Due to the novelty of the product, long-term health effects are currently unknown. Short-term studies have reported finding damage to the immune system and the respiratory system which may lead to long-term health problems.

Herbal Cigarettes

Herbal cigarettes are marketed to be a safer option because they are made without the tobacco. They are typically made with herbs or flowers such as menthol, ginseng, or rum. Herbal cigarettes also have a synthetic chemical which can cause vomiting and seizures. Smokers typically do not realize this can cause an unexpectedly high and medical problems. These cigarettes can also cause psychological effects like agitation, anxiety, and hallucinations.

Smoking herbal cigarettes may actually be more dangerous than typical cigarettes, not only because of the synthetic chemical, but also due to the large amounts of tar and carbon monoxide. Tar and carbon monoxide are the substances that cause increased risk of cancer and lung disease or lung distress.

Smokeless Tobacco

Smokeless tobacco includes chew, snuff (sniff or swallow finely ground tobacco), snus (moist tobacco powder put in a pouch that is placed inside the cheek of the mouth for absorption), and dissolvable tobacco (powdered tobacco that is compressed to resemble candy that dissolves in the mouth). Long-term use of these products can cause cancer and heart disease. Smokeless tobacco can have as much as 3 to 4 times more nicotine than a cigarette, thus making them highly addicting.

The substances in smokeless tobacco increase the risk of cancer of the mouth and throat.
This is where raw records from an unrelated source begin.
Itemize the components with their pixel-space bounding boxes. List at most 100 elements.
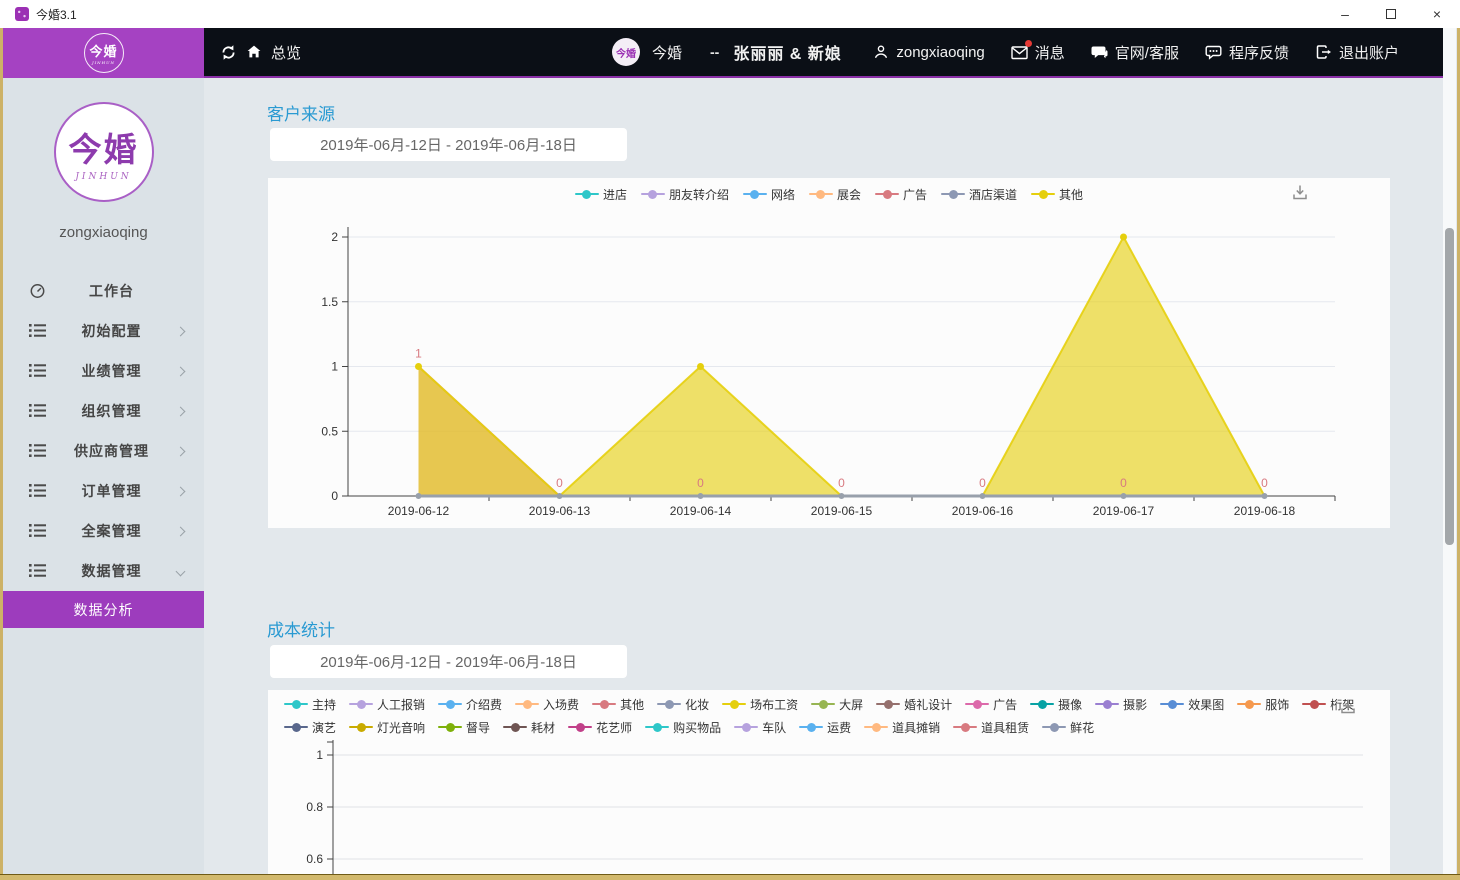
customer-source-area-chart: 00.511.522019-06-122019-06-132019-06-142… <box>268 178 1390 528</box>
legend-item-广告[interactable]: 广告 <box>875 185 927 203</box>
minimize-button[interactable]: – <box>1322 0 1368 28</box>
legend-label: 进店 <box>603 186 627 203</box>
legend-item-督导[interactable]: 督导 <box>438 718 490 736</box>
svg-text:2019-06-15: 2019-06-15 <box>811 504 873 518</box>
sidebar-item-label: 供应商管理 <box>46 441 177 461</box>
nav-feedback[interactable]: 程序反馈 <box>1205 42 1289 63</box>
refresh-icon[interactable] <box>220 44 237 61</box>
legend-item-花艺师[interactable]: 花艺师 <box>568 718 632 736</box>
sidebar-item-4-供应商管理[interactable]: 供应商管理 <box>3 431 204 471</box>
list-icon <box>29 403 46 419</box>
legend-marker-icon <box>743 190 767 199</box>
legend-item-购买物品[interactable]: 购买物品 <box>645 718 721 736</box>
legend-item-朋友转介绍[interactable]: 朋友转介绍 <box>641 185 729 203</box>
legend-label: 其他 <box>620 696 644 713</box>
legend-item-展会[interactable]: 展会 <box>809 185 861 203</box>
logout-icon <box>1315 44 1332 60</box>
legend-item-演艺[interactable]: 演艺 <box>284 718 336 736</box>
download-icon[interactable] <box>1340 698 1356 720</box>
legend-label: 场布工资 <box>750 696 798 713</box>
legend-item-婚礼设计[interactable]: 婚礼设计 <box>876 695 952 713</box>
legend-marker-icon <box>1095 700 1119 709</box>
legend-label: 广告 <box>993 696 1017 713</box>
legend-item-道具摊销[interactable]: 道具摊销 <box>864 718 940 736</box>
legend-item-运费[interactable]: 运费 <box>799 718 851 736</box>
legend-marker-icon <box>1042 723 1066 732</box>
legend-item-鲜花[interactable]: 鲜花 <box>1042 718 1094 736</box>
legend-item-酒店渠道[interactable]: 酒店渠道 <box>941 185 1017 203</box>
legend-item-场布工资[interactable]: 场布工资 <box>722 695 798 713</box>
sidebar-item-3-组织管理[interactable]: 组织管理 <box>3 391 204 431</box>
app-window: 今婚3.1 – × 今婚 JINHUN 今婚 JINHUN zongxiaoqi… <box>0 0 1460 880</box>
maximize-button[interactable] <box>1368 0 1414 28</box>
legend-item-耗材[interactable]: 耗材 <box>503 718 555 736</box>
sidebar-username: zongxiaoqing <box>3 224 204 241</box>
scrollbar-thumb[interactable] <box>1445 228 1454 545</box>
nav-logout[interactable]: 退出账户 <box>1315 42 1399 63</box>
legend-marker-icon <box>864 723 888 732</box>
legend-item-其他[interactable]: 其他 <box>1031 185 1083 203</box>
user-icon <box>873 44 889 60</box>
window-titlebar: 今婚3.1 – × <box>0 0 1460 28</box>
legend-item-化妆[interactable]: 化妆 <box>657 695 709 713</box>
sidebar-item-2-业绩管理[interactable]: 业绩管理 <box>3 351 204 391</box>
nav-current-order: 今婚 今婚 -- 张丽丽 & 新娘 <box>612 38 842 66</box>
nav-service-label: 官网/客服 <box>1115 42 1179 63</box>
sidebar-item-7-数据管理[interactable]: 数据管理 <box>3 551 204 591</box>
legend-marker-icon <box>284 723 308 732</box>
legend-item-效果图[interactable]: 效果图 <box>1160 695 1224 713</box>
svg-text:2: 2 <box>331 230 338 244</box>
legend-label: 灯光音响 <box>377 719 425 736</box>
sidebar: 今婚 JINHUN 今婚 JINHUN zongxiaoqing 工作台 初始配… <box>3 28 204 874</box>
legend-item-主持[interactable]: 主持 <box>284 695 336 713</box>
legend-marker-icon <box>965 700 989 709</box>
legend-label: 网络 <box>771 186 795 203</box>
chevron-icon <box>176 526 186 536</box>
sidebar-item-6-全案管理[interactable]: 全案管理 <box>3 511 204 551</box>
service-icon <box>1091 45 1108 60</box>
cost-stats-chart-panel: 主持人工报销介绍费入场费其他化妆场布工资大屏婚礼设计广告摄像摄影效果图服饰桁架演… <box>268 690 1390 874</box>
window-border-bottom <box>0 874 1460 880</box>
legend-item-广告[interactable]: 广告 <box>965 695 1017 713</box>
feedback-icon <box>1205 45 1222 60</box>
date-range-picker-1[interactable]: 2019年-06月-12日 - 2019年-06月-18日 <box>270 128 627 161</box>
legend-item-人工报销[interactable]: 人工报销 <box>349 695 425 713</box>
legend-marker-icon <box>515 700 539 709</box>
chart2-legend: 主持人工报销介绍费入场费其他化妆场布工资大屏婚礼设计广告摄像摄影效果图服饰桁架演… <box>284 695 1372 736</box>
svg-text:2019-06-12: 2019-06-12 <box>388 504 450 518</box>
sidebar-item-1-初始配置[interactable]: 初始配置 <box>3 311 204 351</box>
legend-item-道具租赁[interactable]: 道具租赁 <box>953 718 1029 736</box>
legend-item-介绍费[interactable]: 介绍费 <box>438 695 502 713</box>
legend-marker-icon <box>438 723 462 732</box>
date-range-picker-2[interactable]: 2019年-06月-12日 - 2019年-06月-18日 <box>270 645 627 678</box>
legend-label: 督导 <box>466 719 490 736</box>
legend-item-进店[interactable]: 进店 <box>575 185 627 203</box>
legend-item-灯光音响[interactable]: 灯光音响 <box>349 718 425 736</box>
download-icon[interactable] <box>1292 184 1308 206</box>
legend-item-入场费[interactable]: 入场费 <box>515 695 579 713</box>
chevron-icon <box>176 446 186 456</box>
legend-item-摄影[interactable]: 摄影 <box>1095 695 1147 713</box>
vertical-scrollbar[interactable] <box>1443 28 1456 874</box>
list-icon <box>29 563 46 579</box>
top-navbar: 总览 今婚 今婚 -- 张丽丽 & 新娘 zongxiaoqing 消息 <box>204 28 1443 78</box>
legend-item-车队[interactable]: 车队 <box>734 718 786 736</box>
sidebar-item-0-工作台[interactable]: 工作台 <box>3 271 204 311</box>
sidebar-menu: 工作台 初始配置 业绩管理 组织管理 供应商管理 订单管理 全案管理 数据管理 <box>3 271 204 591</box>
nav-user[interactable]: zongxiaoqing <box>873 44 984 61</box>
nav-service[interactable]: 官网/客服 <box>1091 42 1179 63</box>
home-icon[interactable] <box>246 44 262 60</box>
legend-item-网络[interactable]: 网络 <box>743 185 795 203</box>
legend-item-大屏[interactable]: 大屏 <box>811 695 863 713</box>
nav-logout-label: 退出账户 <box>1339 42 1399 63</box>
sidebar-item-data-analysis-active[interactable]: 数据分析 <box>3 591 204 628</box>
nav-messages[interactable]: 消息 <box>1011 42 1065 63</box>
legend-item-摄像[interactable]: 摄像 <box>1030 695 1082 713</box>
sidebar-item-5-订单管理[interactable]: 订单管理 <box>3 471 204 511</box>
legend-item-服饰[interactable]: 服饰 <box>1237 695 1289 713</box>
legend-label: 花艺师 <box>596 719 632 736</box>
legend-item-其他[interactable]: 其他 <box>592 695 644 713</box>
nav-overview-link[interactable]: 总览 <box>271 42 301 63</box>
brand-logo-small: 今婚 JINHUN <box>84 33 124 73</box>
close-button[interactable]: × <box>1414 0 1460 28</box>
The risk of developing white patches or leukoplakia on the gums, tongue, or lining of the mouth is also increased. Those who use smokeless tobacco will likely develop gum disease and have a higher rate of tooth decay compared to even smokers.

Water Pipes or Hookah

In the past several years, water pipes have increased in popularity among young people and college-aged students. It is typically consumed as a social event, but the risk of exposure to the same toxins as cigarettes are even higher. They contain heavy metals, carbon monoxide, and dangerous chemicals also found in cigarettes. All of these substances are linked to the cancer of the lungs, stomach, bladder, and esophagus. Water pipes or hookah also are known to clog arteries, which leads to heart disease and respiratory disease such as emphysema. Emphysema is a progressive disease that blocks the airflow which makes it difficult to breathe.

Smoking from a water pipe lasts about an hour, causing a smoker to inhale about 100% to 200% more smoke compared to a single cigarette. Water pipes also raise the risk of spreading infectious diseases since one mouthpiece is shared among several people. Nicotine is also present in water pipes which can lead to a nicotine addiction just like smoking cigarettes.

Other health risks to using smoking alternatives include cancer of the pancreas, increased risk of early delivery and stillbirth if using while pregnant, nicotine poisoning in children, and increased risk of death from a heart attack and stroke.


If you are currently using any smoking alternatives ask your doctor how to quit. Alternatives may be marketed as safer than smoking but they are not. Your risk of developing cancer or heart disease is the same as smoking if not greater. Be smart. Talk to your doctor.